As famílias, no entanto, seguem em luta para não deixar seus modos de vida, devido a fragilidade do processo, já que a causa foi ganha mesmo sem comprovação de que o requerente detinha a posse anterior do imóvel.

Comprovação de posse se deu pela existência de uma cerca e vigília

O que Cícero Pereira dos Santos, senhor que reivindica as terras como suas, apresentou a seu favor foi apenas a cerca feita pelo antigo possuidor da área, o Sr. Abdias Nascimento, e o argumento de que periodicamente fazia vigílias ao imóvel.

O documento de compra e venda particular apresentado pelo Sr.

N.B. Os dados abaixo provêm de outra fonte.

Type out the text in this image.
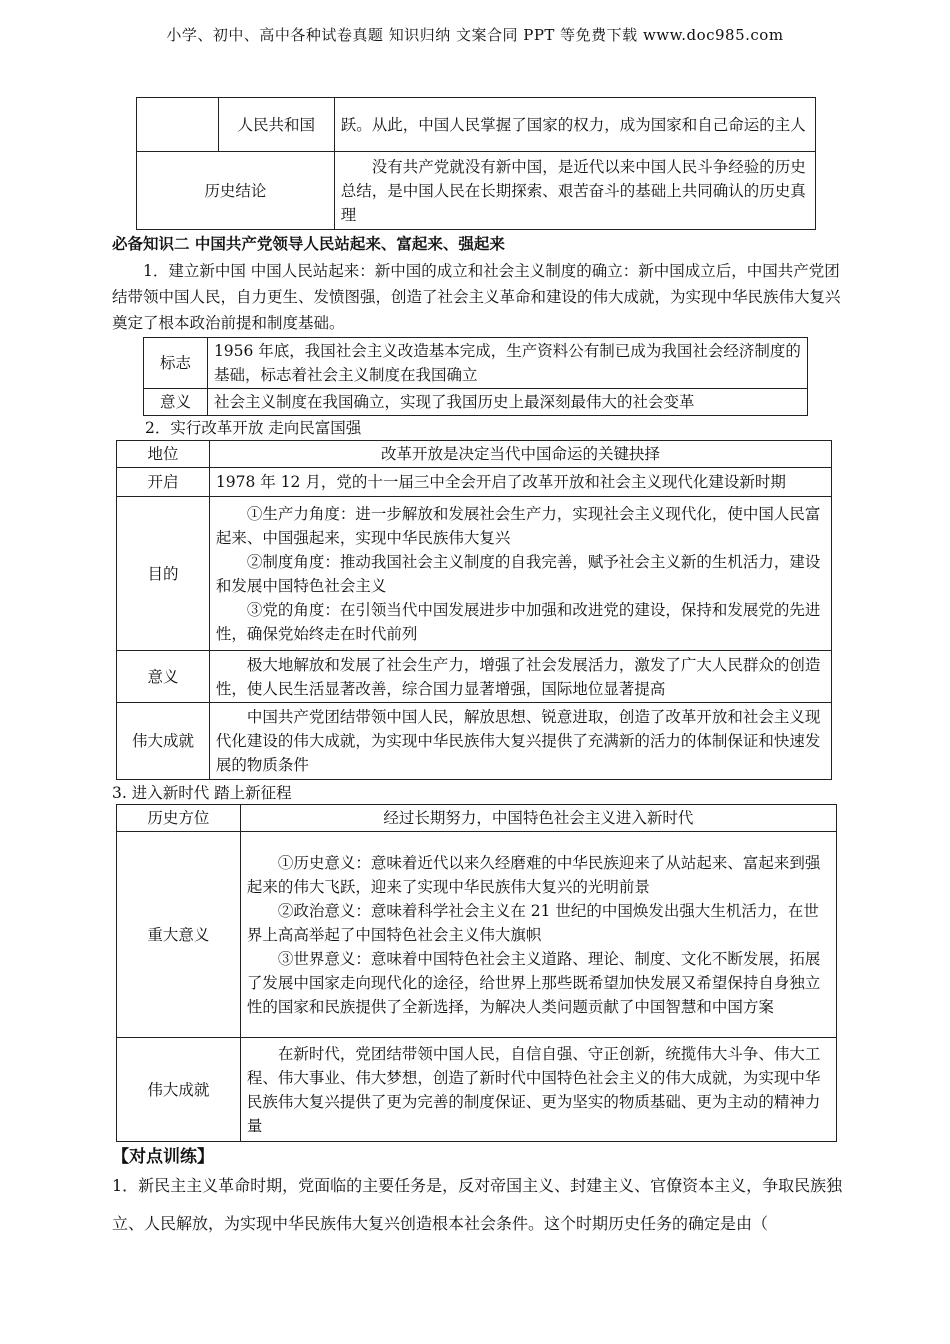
小学、初中、高中各种试卷真题 知识归纳 文案合同 PPT 等免费下载 www.doc985.com
	人民共和国	跃。从此，中国人民掌握了国家的权力，成为国家和自己命运的主人
历史结论		没有共产党就没有新中国，是近代以来中国人民斗争经验的历史总结，是中国人民在长期探索、艰苦奋斗的基础上共同确认的历史真理
必备知识二 中国共产党领导人民站起来、富起来、强起来
1．建立新中国 中国人民站起来：新中国的成立和社会主义制度的确立：新中国成立后，中国共产党团结带领中国人民，自力更生、发愤图强，创造了社会主义革命和建设的伟大成就，为实现中华民族伟大复兴奠定了根本政治前提和制度基础。
标志	1956 年底，我国社会主义改造基本完成，生产资料公有制已成为我国社会经济制度的基础，标志着社会主义制度在我国确立
意义	社会主义制度在我国确立，实现了我国历史上最深刻最伟大的社会变革
2．实行改革开放 走向民富国强
地位	改革开放是决定当代中国命运的关键抉择
开启	1978 年 12 月，党的十一届三中全会开启了改革开放和社会主义现代化建设新时期
目的	①生产力角度：进一步解放和发展社会生产力，实现社会主义现代化，使中国人民富起来、中国强起来，实现中华民族伟大复兴

②制度角度：推动我国社会主义制度的自我完善，赋予社会主义新的生机活力，建设和发展中国特色社会主义

③党的角度：在引领当代中国发展进步中加强和改进党的建设，保持和发展党的先进性，确保党始终走在时代前列

意义	极大地解放和发展了社会生产力，增强了社会发展活力，激发了广大人民群众的创造性，使人民生活显著改善，综合国力显著增强，国际地位显著提高
伟大成就	中国共产党团结带领中国人民，解放思想、锐意进取，创造了改革开放和社会主义现代化建设的伟大成就，为实现中华民族伟大复兴提供了充满新的活力的体制保证和快速发展的物质条件
3. 进入新时代 踏上新征程
历史方位	经过长期努力，中国特色社会主义进入新时代
重大意义	①历史意义：意味着近代以来久经磨难的中华民族迎来了从站起来、富起来到强起来的伟大飞跃，迎来了实现中华民族伟大复兴的光明前景

②政治意义：意味着科学社会主义在 21 世纪的中国焕发出强大生机活力，在世界上高高举起了中国特色社会主义伟大旗帜

③世界意义：意味着中国特色社会主义道路、理论、制度、文化不断发展，拓展了发展中国家走向现代化的途径，给世界上那些既希望加快发展又希望保持自身独立性的国家和民族提供了全新选择，为解决人类问题贡献了中国智慧和中国方案

伟大成就	在新时代，党团结带领中国人民，自信自强、守正创新，统揽伟大斗争、伟大工程、伟大事业、伟大梦想，创造了新时代中国特色社会主义的伟大成就，为实现中华民族伟大复兴提供了更为完善的制度保证、更为坚实的物质基础、更为主动的精神力量
【对点训练】
1．新民主主义革命时期，党面临的主要任务是，反对帝国主义、封建主义、官僚资本主义，争取民族独立、人民解放，为实现中华民族伟大复兴创造根本社会条件。这个时期历史任务的确定是由（
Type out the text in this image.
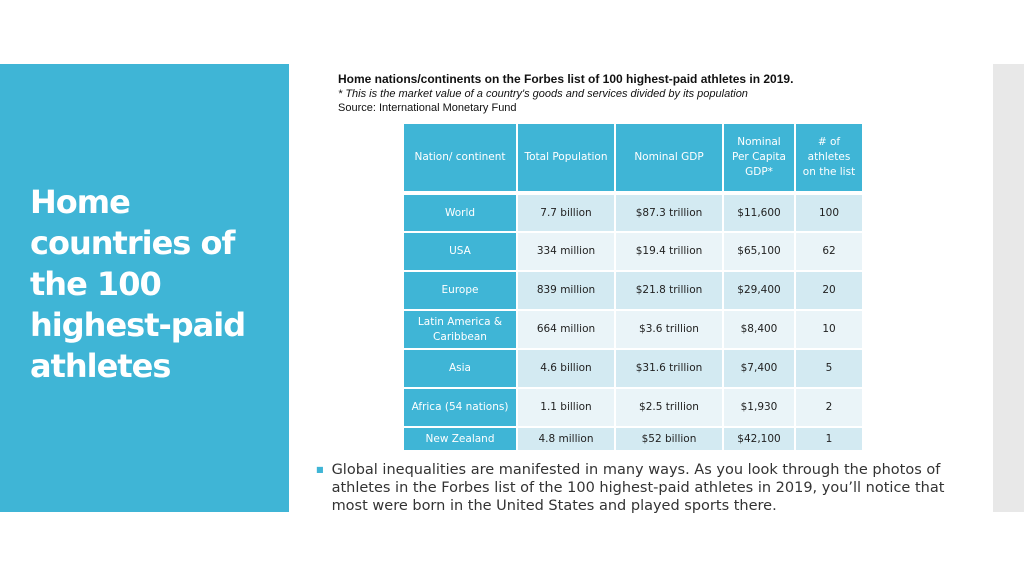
Home countries of the 100 highest-paid athletes
Home nations/continents on the Forbes list of 100 highest-paid athletes in 2019.
* This is the market value of a country's goods and services divided by its population
Source: International Monetary Fund
Nation/ continent	Total Population	Nominal GDP	Nominal Per Capita GDP*	# of athletes on the list
World	7.7 billion	$87.3 trillion	$11,600	100
USA	334 million	$19.4 trillion	$65,100	62
Europe	839 million	$21.8 trillion	$29,400	20
Latin America & Caribbean	664 million	$3.6 trillion	$8,400	10
Asia	4.6 billion	$31.6 trillion	$7,400	5
Africa (54 nations)	1.1 billion	$2.5 trillion	$1,930	2
New Zealand	4.8 million	$52 billion	$42,100	1
■ Global inequalities are manifested in many ways. As you look through the photos of athletes in the Forbes list of the 100 highest-paid athletes in 2019, you’ll notice that most were born in the United States and played sports there.
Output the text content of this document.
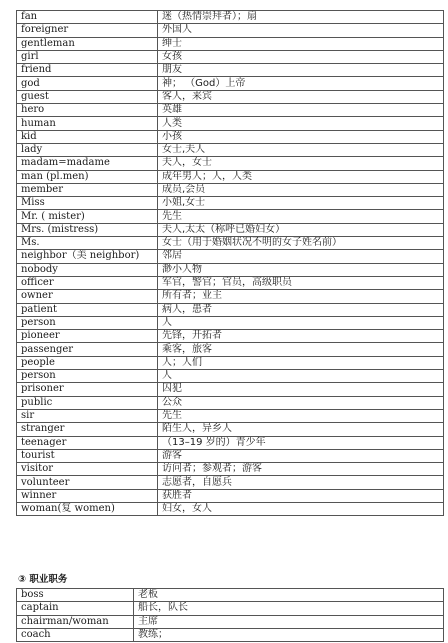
fan	迷（热情崇拜者）；扇
foreigner	外国人
gentleman	绅士
girl	女孩
friend	朋友
god	神； （God）上帝
guest	客人，来宾
hero	英雄
human	人类
kid	小孩
lady	女士,夫人
madam=madame	夫人，女士
man (pl.men)	成年男人；人，人类
member	成员,会员
Miss	小姐,女士
Mr. ( mister)	先生
Mrs. (mistress)	夫人,太太（称呼已婚妇女）
Ms.	女士（用于婚姻状况不明的女子姓名前）
neighbor（美 neighbor)	邻居
nobody	渺小人物
officer	军官，警官；官员，高级职员
owner	所有者；业主
patient	病人，患者
person	人
pioneer	先锋，开拓者
passenger	乘客，旅客
people	人；人们
person	人
prisoner	囚犯
public	公众
sir	先生
stranger	陌生人，异乡人
teenager	（13–19 岁的）青少年
tourist	游客
visitor	访问者；参观者；游客
volunteer	志愿者，自愿兵
winner	获胜者
woman(复 women)	妇女，女人
③ 职业职务
boss	老板
captain	船长，队长
chairman/woman	主席
coach	教练；
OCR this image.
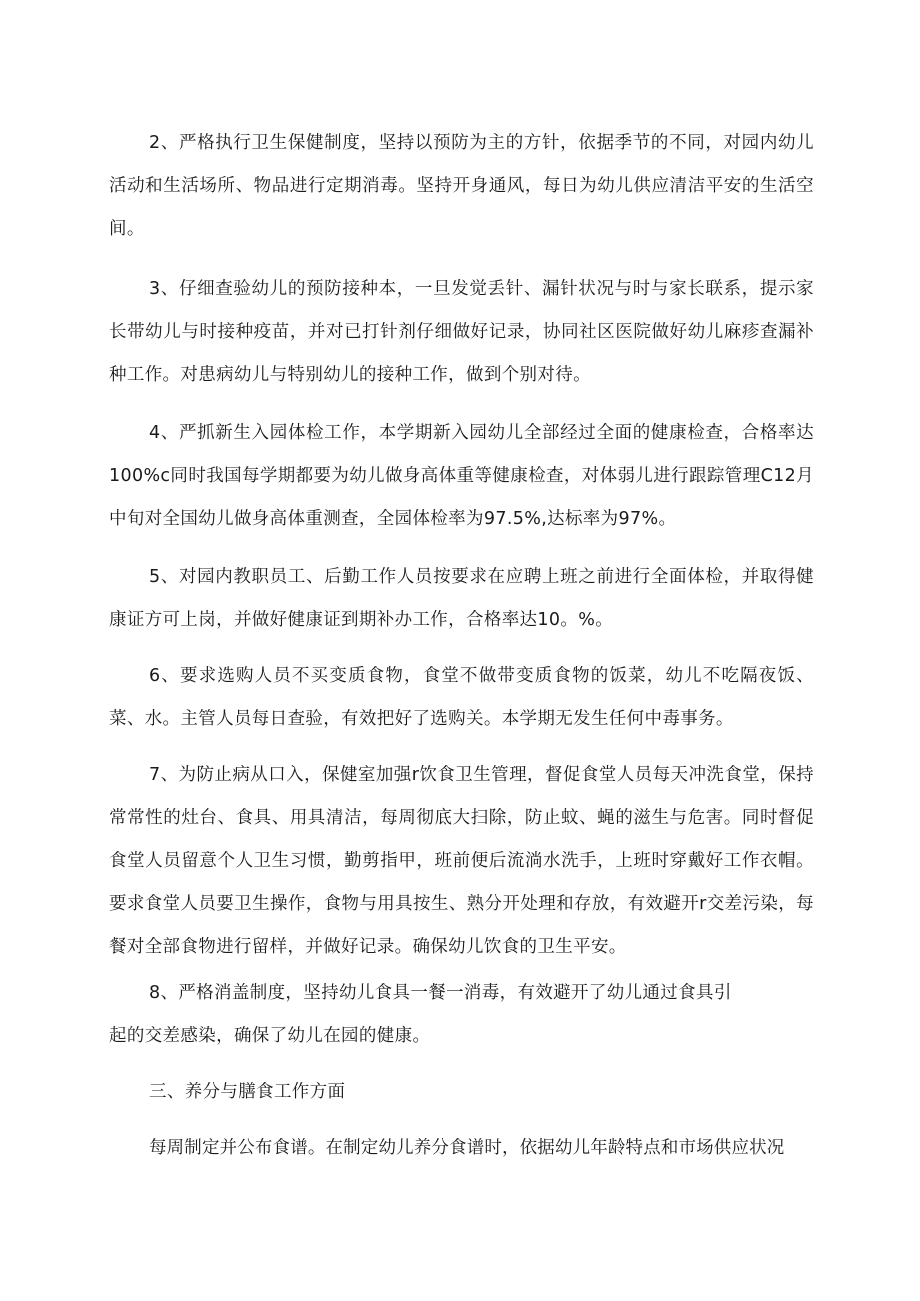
2、严格执行卫生保健制度，坚持以预防为主的方针，依据季节的不同，对园内幼儿活动和生活场所、物品进行定期消毒。坚持开身通风，每日为幼儿供应清洁平安的生活空间。

3、仔细查验幼儿的预防接种本，一旦发觉丢针、漏针状况与时与家长联系，提示家长带幼儿与时接种疫苗，并对已打针剂仔细做好记录，协同社区医院做好幼儿麻疹查漏补种工作。对患病幼儿与特别幼儿的接种工作，做到个别对待。

4、严抓新生入园体检工作，本学期新入园幼儿全部经过全面的健康检查，合格率达100%c同时我国每学期都要为幼儿做身高体重等健康检查，对体弱儿进行跟踪管理C12月中旬对全国幼儿做身高体重测查，全园体检率为97.5%,达标率为97%。

5、对园内教职员工、后勤工作人员按要求在应聘上班之前进行全面体检，并取得健康证方可上岗，并做好健康证到期补办工作，合格率达10。%。

6、要求选购人员不买变质食物，食堂不做带变质食物的饭菜，幼儿不吃隔夜饭、菜、水。主管人员每日查验，有效把好了选购关。本学期无发生任何中毒事务。

7、为防止病从口入，保健室加强r饮食卫生管理，督促食堂人员每天冲洗食堂，保持常常性的灶台、食具、用具清洁，每周彻底大扫除，防止蚊、蝇的滋生与危害。同时督促食堂人员留意个人卫生习惯，勤剪指甲，班前便后流淌水洗手，上班时穿戴好工作衣帽。要求食堂人员要卫生操作，食物与用具按生、熟分开处理和存放，有效避开r交差污染，每餐对全部食物进行留样，并做好记录。确保幼儿饮食的卫生平安。

8、严格消盖制度，坚持幼儿食具一餐一消毒，有效避开了幼儿通过食具引

起的交差感染，确保了幼儿在园的健康。

三、养分与膳食工作方面

每周制定并公布食谱。在制定幼儿养分食谱时，依据幼儿年龄特点和市场供应状况
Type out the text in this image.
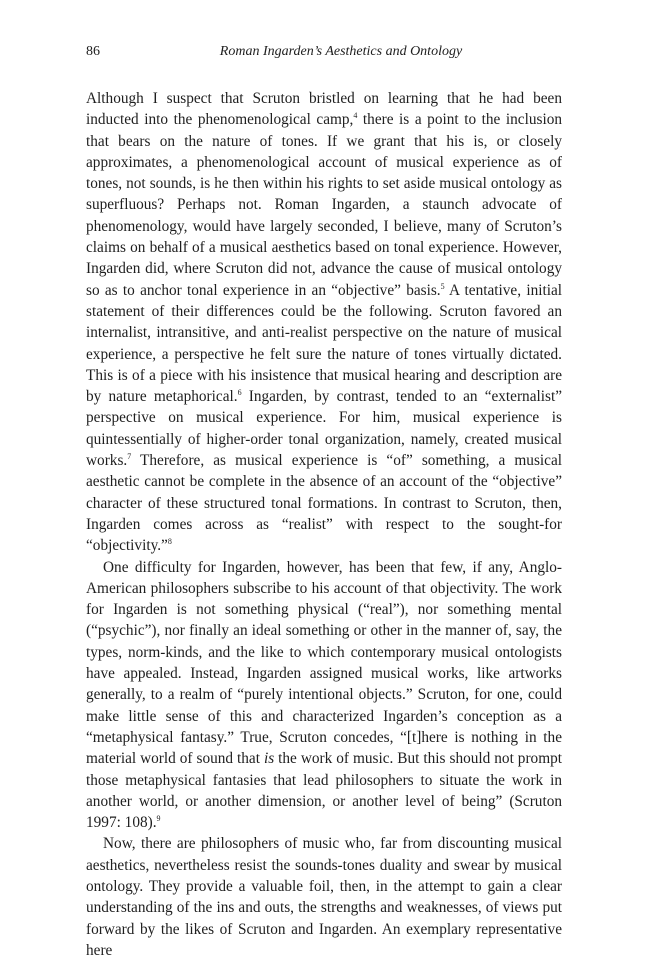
86	Roman Ingarden’s Aesthetics and Ontology

Although I suspect that Scruton bristled on learning that he had been inducted into the phenomenological camp,$^4$ there is a point to the inclusion that bears on the nature of tones. If we grant that his is, or closely approximates, a phenomenological account of musical experience as of tones, not sounds, is he then within his rights to set aside musical ontology as superfluous? Perhaps not. Roman Ingarden, a staunch advocate of phenomenology, would have largely seconded, I believe, many of Scruton’s claims on behalf of a musical aesthetics based on tonal experience. However, Ingarden did, where Scruton did not, advance the cause of musical ontology so as to anchor tonal experience in an “objective” basis.$^5$ A tentative, initial statement of their differences could be the following. Scruton favored an internalist, intransitive, and anti-realist perspective on the nature of musical experience, a perspective he felt sure the nature of tones virtually dictated. This is of a piece with his insistence that musical hearing and description are by nature metaphorical.$^6$ Ingarden, by contrast, tended to an “externalist” perspective on musical experience. For him, musical experience is quintessentially of higher-order tonal organization, namely, created musical works.$^7$ Therefore, as musical experience is “of” something, a musical aesthetic cannot be complete in the absence of an account of the “objective” character of these structured tonal formations. In contrast to Scruton, then, Ingarden comes across as “realist” with respect to the sought-for “objectivity.”$^8$

One difficulty for Ingarden, however, has been that few, if any, Anglo-American philosophers subscribe to his account of that objectivity. The work for Ingarden is not something physical (“real”), nor something mental (“psychic”), nor finally an ideal something or other in the manner of, say, the types, norm-kinds, and the like to which contemporary musical ontologists have appealed. Instead, Ingarden assigned musical works, like artworks generally, to a realm of “purely intentional objects.” Scruton, for one, could make little sense of this and characterized Ingarden’s conception as a “metaphysical fantasy.” True, Scruton concedes, “[t]here is nothing in the material world of sound that is the work of music. But this should not prompt those metaphysical fantasies that lead philosophers to situate the work in another world, or another dimension, or another level of being” (Scruton 1997: 108).$^9$

Now, there are philosophers of music who, far from discounting musical aesthetics, nevertheless resist the sounds-tones duality and swear by musical ontology. They provide a valuable foil, then, in the attempt to gain a clear understanding of the ins and outs, the strengths and weaknesses, of views put forward by the likes of Scruton and Ingarden. An exemplary representative here
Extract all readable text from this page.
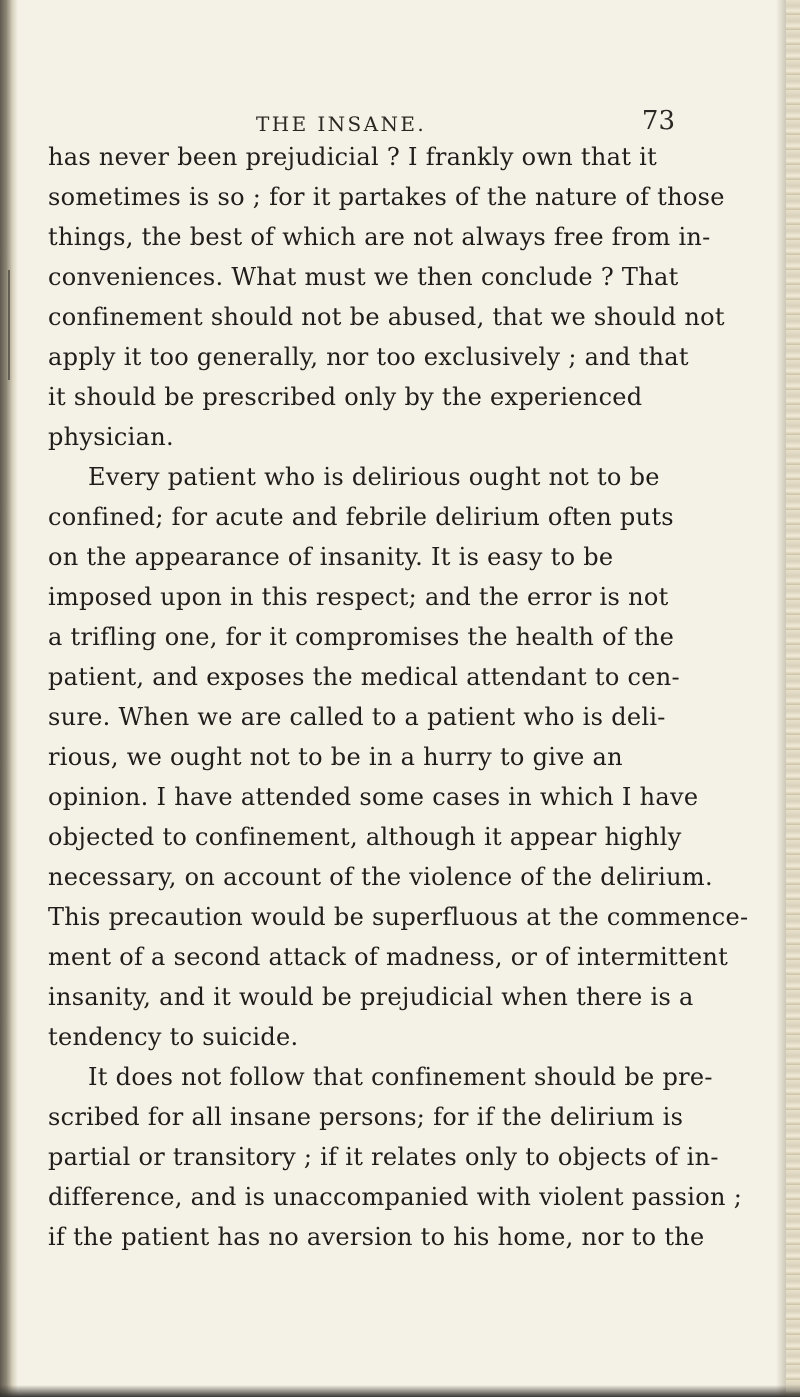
THE INSANE.	73
has never been prejudicial ? I frankly own that it
sometimes is so ; for it partakes of the nature of those
things, the best of which are not always free from in-
conveniences. What must we then conclude ? That
confinement should not be abused, that we should not
apply it too generally, nor too exclusively ; and that
it should be prescribed only by the experienced
physician.
Every patient who is delirious ought not to be
confined; for acute and febrile delirium often puts
on the appearance of insanity. It is easy to be
imposed upon in this respect; and the error is not
a trifling one, for it compromises the health of the
patient, and exposes the medical attendant to cen-
sure. When we are called to a patient who is deli-
rious, we ought not to be in a hurry to give an
opinion. I have attended some cases in which I have
objected to confinement, although it appear highly
necessary, on account of the violence of the delirium.
This precaution would be superfluous at the commence-
ment of a second attack of madness, or of intermittent
insanity, and it would be prejudicial when there is a
tendency to suicide.
It does not follow that confinement should be pre-
scribed for all insane persons; for if the delirium is
partial or transitory ; if it relates only to objects of in-
difference, and is unaccompanied with violent passion ;
if the patient has no aversion to his home, nor to the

Cícero é de 1997, mas apenas em 2007 ele registrou o documento em cartório, quando as famílias já ocupavam a área a mais de quatro anos, desde 2003. Sobre o tempo de permanência das famílias no local, é válido destacar que parte dos moradores lá estão bem antes desta data, mas alguns deles tiveram que mudar suas casas devido ao avanço do mar.

Maria da Paz, uma das moradoras atingidas pela ação, conta que mora na praia há 49 anos e seu pai, Leonel Paulino, 85 anos, por exemplo, já teve que se mudar algumas vezes dentro do território. “Meu pai tem mais de 60 anos que mora aqui. Como a gente é pescador, a maré vinha comendo a casa dele e a gente vem recuando”, explica Maria da Paz. A filha acrescenta que seu Leonel, neste local em que foi ameaçado de expulsão, já mora há mais de 20 anos.

Esta dinâmica do espaço é comum quando se trata de comunidades tradicionais pois há uma outra forma e necessidade de uso das terras. “Quando a gente chegou não tinha cerca, não tinha nada. Essa era a realidade de Macapá. Então ele fez a casa e meus irmãos também fizeram. Depois apareceu um rapaz se dizendo dono”, relembra Maria da Paz, acrescentando, que antes ninguém se importava com a praia “agora que começou a valorizar está aparecendo essas injustiças”.

Juiz justifica ausência de vigília em terreno por doença não comprovada

Na sentença que deu ganho de causa ao requerente Cícero, o juiz afirma: “O autor adoeceu e ficou impossibilitado de manter a vigilância constante e efetiva sobre o bem (…) Não ficando explícito o tempo decorrido desde a ocupação até quando o autor procurou a Delegacia de Polícia e registrou ocorrência e, posteriormente, ajuizou a presente ação…”

Sem qualquer comprovação, o juiz determinou a reintegração de famílias afirmando que o autor da ação, o Sr. Cícero teria adoecido, apesar de não haver qualquer atestado ou laudo médico que comprove essa afirmação. O próprio juiz reconhece que não há comprovação do tempo que se passou desde a ocupação das famílias até as ações feitas por Cícero para reaver a suposta posse do terreno, que era exercida a partir de uma “vigilância constante”.

Famílias buscam ajuda e órgãos públicos negam  

Após ida de policiais às casas das famílias, ainda em abril deste ano, as famílias procuraram a Defensoria Pública do Estado, no município de Luís Correia, mas lá foram informados de que não poderiam assumir o caso, pois já havia um advogado particular na causa. Mesmo as famílias argumentando que o advogado já havia deixado o caso e se mudado para outro estado, elas foram orientadas no órgão a buscar o Fórum de Luís Correia- Desembargador Augusto Falcão Lopes.

Após insistência de moradores na DPE, o órgão orientou que as famílias se dirigissem até o Fórum e solicitasse Revogação de Mandato, para que o advogado do caso fosse desabilitado, e então, se dirigissem novamente até a Defensoria para que fosse feito cadastro do caso, e a partir disso, pudessem atuar no caso. Ainda no Fórum, as famílias encontraram resistência por parte do atendente para proceder na produção de documento que desligaria o advogado particular do caso. 

Segundo a assessoria de comunicação, a DPE irá proceder a habilitação nos autos e tomar conhecimento do processo.

Foto: Google Maps

Cercar terreno configura posse ou especulação?

O ato de cercar uma área e a “vigilância constante”, não configuram o exercício do direito de posse, isso na verdade, demonstra que  Cícero utilizava esta área para especulação imobiliária em terras que sabidamente são de propriedade da União, o que não é protegido pelo direito brasileiro, mas aparentemente, essa prática ilegal tem sido protegida pelo poder judiciário diante desta decisão.